Public Art in Lincoln

Before I went to Lincoln, Nebraska, I was excited. Excited for the SAQA conference and just as excited about staying in a printmaking studio. And I was also a slight bit anxious. I was traveling alone, which I have no problem doing. But often when I travel alone, I am going somewhere familiar or where there is somebody I know.

If I am going somewhere new, it is usually me driving my car which gives me the false sense of having some control. It is unusual for me to fly alone to somewhere new, where I don’t know anybody and to not have a car, as was the case for the trip to Lincoln. I can’t really think of the last time that has happened.

It was my first time to Lincoln and my first time to use Uber. I had downloaded the app before I left Boise. I knew I could get a taxi from the airport, but gave Uber a try instead. I had a nice driver. For the rest of my stay, I relied on my feet and legs to get me where I wanted to go. (Uber saved me when I had to quickly get to the Omaha airport because of a canceled flight in Lincoln.)

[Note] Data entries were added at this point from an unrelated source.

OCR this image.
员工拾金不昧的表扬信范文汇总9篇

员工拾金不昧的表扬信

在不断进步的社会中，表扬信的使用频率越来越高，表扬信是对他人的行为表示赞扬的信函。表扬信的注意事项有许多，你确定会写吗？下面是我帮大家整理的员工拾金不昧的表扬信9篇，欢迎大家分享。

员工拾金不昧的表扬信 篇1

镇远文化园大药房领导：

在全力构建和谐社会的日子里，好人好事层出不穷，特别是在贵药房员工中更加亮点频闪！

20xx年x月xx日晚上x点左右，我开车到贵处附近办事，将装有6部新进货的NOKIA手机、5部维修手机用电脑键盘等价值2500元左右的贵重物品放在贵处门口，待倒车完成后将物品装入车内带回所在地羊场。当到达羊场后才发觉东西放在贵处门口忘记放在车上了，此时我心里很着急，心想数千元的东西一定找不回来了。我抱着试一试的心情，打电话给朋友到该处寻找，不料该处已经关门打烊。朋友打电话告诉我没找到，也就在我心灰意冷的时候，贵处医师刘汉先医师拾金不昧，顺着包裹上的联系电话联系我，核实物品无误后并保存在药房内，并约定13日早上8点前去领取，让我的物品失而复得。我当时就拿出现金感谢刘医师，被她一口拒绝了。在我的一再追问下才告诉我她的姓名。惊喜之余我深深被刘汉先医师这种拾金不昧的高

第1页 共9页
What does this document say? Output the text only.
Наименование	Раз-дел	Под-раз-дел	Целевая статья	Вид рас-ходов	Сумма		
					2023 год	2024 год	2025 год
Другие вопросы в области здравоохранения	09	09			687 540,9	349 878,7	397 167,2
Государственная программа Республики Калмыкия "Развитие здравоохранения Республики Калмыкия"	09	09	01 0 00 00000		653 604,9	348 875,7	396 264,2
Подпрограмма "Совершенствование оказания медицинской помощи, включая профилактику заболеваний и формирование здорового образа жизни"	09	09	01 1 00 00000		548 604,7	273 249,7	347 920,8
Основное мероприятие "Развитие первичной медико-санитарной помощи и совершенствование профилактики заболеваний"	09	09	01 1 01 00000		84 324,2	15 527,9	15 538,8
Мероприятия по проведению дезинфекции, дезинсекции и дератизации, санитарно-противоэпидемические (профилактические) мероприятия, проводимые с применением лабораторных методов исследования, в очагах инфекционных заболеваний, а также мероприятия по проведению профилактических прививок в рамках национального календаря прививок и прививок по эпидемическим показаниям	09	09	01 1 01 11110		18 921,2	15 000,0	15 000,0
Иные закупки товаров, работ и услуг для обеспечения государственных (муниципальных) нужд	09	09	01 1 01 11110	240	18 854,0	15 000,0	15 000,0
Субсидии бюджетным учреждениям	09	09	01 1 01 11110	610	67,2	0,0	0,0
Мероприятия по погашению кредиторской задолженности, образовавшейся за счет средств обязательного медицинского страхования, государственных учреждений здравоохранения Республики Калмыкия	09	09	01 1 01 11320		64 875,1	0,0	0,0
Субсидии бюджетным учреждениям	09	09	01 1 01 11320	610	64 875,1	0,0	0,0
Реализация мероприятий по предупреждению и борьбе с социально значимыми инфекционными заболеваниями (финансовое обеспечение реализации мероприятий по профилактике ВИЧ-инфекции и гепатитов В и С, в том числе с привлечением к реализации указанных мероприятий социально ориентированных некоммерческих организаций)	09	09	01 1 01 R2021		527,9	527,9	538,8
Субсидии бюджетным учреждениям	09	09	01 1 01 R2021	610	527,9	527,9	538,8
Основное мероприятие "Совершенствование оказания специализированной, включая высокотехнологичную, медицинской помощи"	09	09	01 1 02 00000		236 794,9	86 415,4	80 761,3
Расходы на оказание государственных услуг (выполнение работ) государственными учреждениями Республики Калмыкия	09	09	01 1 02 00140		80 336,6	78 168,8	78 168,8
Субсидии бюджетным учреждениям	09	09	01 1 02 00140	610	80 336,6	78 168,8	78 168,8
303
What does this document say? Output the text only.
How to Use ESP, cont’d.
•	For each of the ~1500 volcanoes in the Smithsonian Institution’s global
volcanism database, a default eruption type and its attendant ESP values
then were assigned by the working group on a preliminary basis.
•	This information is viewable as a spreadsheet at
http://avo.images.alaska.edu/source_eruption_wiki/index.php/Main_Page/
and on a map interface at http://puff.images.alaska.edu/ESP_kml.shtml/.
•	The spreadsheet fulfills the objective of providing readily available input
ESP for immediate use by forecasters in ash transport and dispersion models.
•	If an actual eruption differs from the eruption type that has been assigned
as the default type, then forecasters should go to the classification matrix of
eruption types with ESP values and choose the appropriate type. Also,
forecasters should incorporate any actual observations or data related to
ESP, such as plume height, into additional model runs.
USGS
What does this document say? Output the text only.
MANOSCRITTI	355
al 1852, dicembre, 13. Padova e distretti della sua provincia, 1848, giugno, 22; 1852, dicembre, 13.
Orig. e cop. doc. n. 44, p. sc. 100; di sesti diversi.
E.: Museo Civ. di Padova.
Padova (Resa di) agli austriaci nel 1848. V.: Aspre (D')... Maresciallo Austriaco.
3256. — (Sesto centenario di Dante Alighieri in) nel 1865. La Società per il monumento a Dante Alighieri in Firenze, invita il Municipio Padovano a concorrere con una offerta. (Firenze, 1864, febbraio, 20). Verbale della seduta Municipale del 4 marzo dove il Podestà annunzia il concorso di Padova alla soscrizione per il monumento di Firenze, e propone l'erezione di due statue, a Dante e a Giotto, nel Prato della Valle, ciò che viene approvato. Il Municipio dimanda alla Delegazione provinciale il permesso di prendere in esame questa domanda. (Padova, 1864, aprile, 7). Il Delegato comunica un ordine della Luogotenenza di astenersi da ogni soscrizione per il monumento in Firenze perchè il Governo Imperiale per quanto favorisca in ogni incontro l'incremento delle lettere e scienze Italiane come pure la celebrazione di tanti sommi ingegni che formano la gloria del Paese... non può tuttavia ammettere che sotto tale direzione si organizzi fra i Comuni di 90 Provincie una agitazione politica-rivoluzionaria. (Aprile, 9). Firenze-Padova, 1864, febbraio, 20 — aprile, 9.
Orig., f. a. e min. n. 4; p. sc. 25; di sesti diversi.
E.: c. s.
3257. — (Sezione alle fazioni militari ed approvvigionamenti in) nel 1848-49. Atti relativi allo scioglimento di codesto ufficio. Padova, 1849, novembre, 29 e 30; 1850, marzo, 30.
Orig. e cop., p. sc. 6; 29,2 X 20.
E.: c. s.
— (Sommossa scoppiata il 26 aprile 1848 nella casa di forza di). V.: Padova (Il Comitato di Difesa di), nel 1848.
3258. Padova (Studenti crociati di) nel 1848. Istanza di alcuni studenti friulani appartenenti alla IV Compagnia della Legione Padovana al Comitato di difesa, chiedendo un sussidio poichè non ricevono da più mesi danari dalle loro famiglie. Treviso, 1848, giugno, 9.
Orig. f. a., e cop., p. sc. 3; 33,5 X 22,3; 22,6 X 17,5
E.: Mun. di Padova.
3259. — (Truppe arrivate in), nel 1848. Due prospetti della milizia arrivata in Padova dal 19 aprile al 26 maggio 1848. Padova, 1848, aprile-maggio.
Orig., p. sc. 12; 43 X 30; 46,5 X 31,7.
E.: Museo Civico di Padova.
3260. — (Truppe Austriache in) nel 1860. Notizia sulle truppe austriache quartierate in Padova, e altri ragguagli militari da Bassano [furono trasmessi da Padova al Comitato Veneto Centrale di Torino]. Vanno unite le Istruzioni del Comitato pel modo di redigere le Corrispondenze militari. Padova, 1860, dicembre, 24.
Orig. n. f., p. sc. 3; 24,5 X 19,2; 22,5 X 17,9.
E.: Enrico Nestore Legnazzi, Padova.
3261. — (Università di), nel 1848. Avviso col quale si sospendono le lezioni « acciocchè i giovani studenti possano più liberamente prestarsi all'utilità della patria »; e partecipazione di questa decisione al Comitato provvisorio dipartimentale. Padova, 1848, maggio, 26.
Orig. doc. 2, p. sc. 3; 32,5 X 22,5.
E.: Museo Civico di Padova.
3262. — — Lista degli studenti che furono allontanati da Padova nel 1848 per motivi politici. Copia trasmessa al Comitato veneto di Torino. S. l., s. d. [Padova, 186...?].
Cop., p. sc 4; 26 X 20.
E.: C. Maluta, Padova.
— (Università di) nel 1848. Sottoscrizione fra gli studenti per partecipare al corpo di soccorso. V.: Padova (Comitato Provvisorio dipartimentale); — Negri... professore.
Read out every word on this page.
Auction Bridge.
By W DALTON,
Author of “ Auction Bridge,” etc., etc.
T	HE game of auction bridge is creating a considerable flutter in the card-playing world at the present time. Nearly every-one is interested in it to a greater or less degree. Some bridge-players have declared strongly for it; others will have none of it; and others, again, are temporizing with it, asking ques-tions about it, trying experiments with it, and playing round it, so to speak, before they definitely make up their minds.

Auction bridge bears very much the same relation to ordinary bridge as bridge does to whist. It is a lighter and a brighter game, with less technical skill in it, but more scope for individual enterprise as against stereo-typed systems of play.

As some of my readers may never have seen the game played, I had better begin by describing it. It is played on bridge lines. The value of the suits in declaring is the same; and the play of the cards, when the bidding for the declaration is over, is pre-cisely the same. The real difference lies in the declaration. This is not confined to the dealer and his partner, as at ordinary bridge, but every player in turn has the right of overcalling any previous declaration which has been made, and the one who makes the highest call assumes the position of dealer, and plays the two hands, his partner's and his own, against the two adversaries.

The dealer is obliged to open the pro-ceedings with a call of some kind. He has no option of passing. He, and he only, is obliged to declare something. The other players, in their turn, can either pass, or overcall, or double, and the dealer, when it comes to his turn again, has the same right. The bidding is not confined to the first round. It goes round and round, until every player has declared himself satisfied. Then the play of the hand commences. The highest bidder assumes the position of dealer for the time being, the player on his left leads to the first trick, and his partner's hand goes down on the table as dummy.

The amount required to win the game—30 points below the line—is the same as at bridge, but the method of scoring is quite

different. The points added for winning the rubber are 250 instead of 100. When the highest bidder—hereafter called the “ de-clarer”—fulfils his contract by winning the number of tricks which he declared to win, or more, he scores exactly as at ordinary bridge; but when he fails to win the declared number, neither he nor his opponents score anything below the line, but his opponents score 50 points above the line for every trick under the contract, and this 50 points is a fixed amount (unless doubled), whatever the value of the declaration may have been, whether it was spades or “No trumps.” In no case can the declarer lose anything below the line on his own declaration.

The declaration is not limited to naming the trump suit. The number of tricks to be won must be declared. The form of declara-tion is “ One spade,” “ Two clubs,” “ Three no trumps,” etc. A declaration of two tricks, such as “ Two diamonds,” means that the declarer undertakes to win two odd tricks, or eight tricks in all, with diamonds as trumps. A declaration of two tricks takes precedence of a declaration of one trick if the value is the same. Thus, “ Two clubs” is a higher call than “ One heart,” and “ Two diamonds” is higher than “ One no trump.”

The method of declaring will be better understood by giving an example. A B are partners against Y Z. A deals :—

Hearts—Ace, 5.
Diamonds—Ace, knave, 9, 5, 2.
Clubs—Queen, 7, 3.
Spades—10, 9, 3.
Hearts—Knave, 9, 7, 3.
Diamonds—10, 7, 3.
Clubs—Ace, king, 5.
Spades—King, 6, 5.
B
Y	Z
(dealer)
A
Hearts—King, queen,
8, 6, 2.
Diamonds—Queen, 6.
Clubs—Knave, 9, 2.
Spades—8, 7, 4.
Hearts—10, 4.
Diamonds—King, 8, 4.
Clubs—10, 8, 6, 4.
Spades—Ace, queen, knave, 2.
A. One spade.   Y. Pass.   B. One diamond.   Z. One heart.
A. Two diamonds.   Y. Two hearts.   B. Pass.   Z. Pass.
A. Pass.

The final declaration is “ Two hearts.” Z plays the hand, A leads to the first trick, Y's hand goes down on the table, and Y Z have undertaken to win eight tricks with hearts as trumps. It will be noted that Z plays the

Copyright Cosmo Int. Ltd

I was staying about a mile away from the conference hotel and Lincoln is not too big. While walking around, I discovered public artworks. There were lots of heart shapes as part of Lincoln’s sesquicentennial (150 years) celebration this year, decorated by different artists and placed in various spots around the city.

 

With Heart We Grow by Gabriela Vlad Moscu

Oneness by Nicki Nix and the Metal Art Team at TMCO

 

Pieces of Nebraska by Abby Olson

When I looked at the information plaques on these hearts, I was surprised to see that all of them said, “Presented by: Sadie Dog Fund and Hope College Center a program of Boys Hope Girls Hope.” I earned my art and business degrees from Hope College, which is in Michigan. I wondered what the connection was for them supporting this project in Nebraska.

The hearts weren’t the only public artworks around town and on University of Nebraska campus. I really liked this one below by Claes Oldenburg (of whom I have heard) and Coosje Van Bruggen, entitled Torn Notebook.

 

Torn Notebook by Claes Oldenburg and Coosje Van Bruggen

 

Torn Notebook by Claes Oldenburg and Coosje Van Bruggen

Another artist I am familiar with, but didn’t realize (or remember) he was based in Omaha, is Jun Kaneko. The Boise Art Museum has a few of his ceramic pieces and hosted an exhibition of his work some years ago. This piece below is Kaneko’s work entitled Ascent.

Ascent by Jun Kaneko

It appears to be made with pieces of glass.

 

Detail of Ascent by Jun Kaneko

And here are a few more pieces. I am sorry I don’t have the artist names and titles for these.

 

 

 

 

There was more public art than I shared here. I think that public art makes cities much more interesting.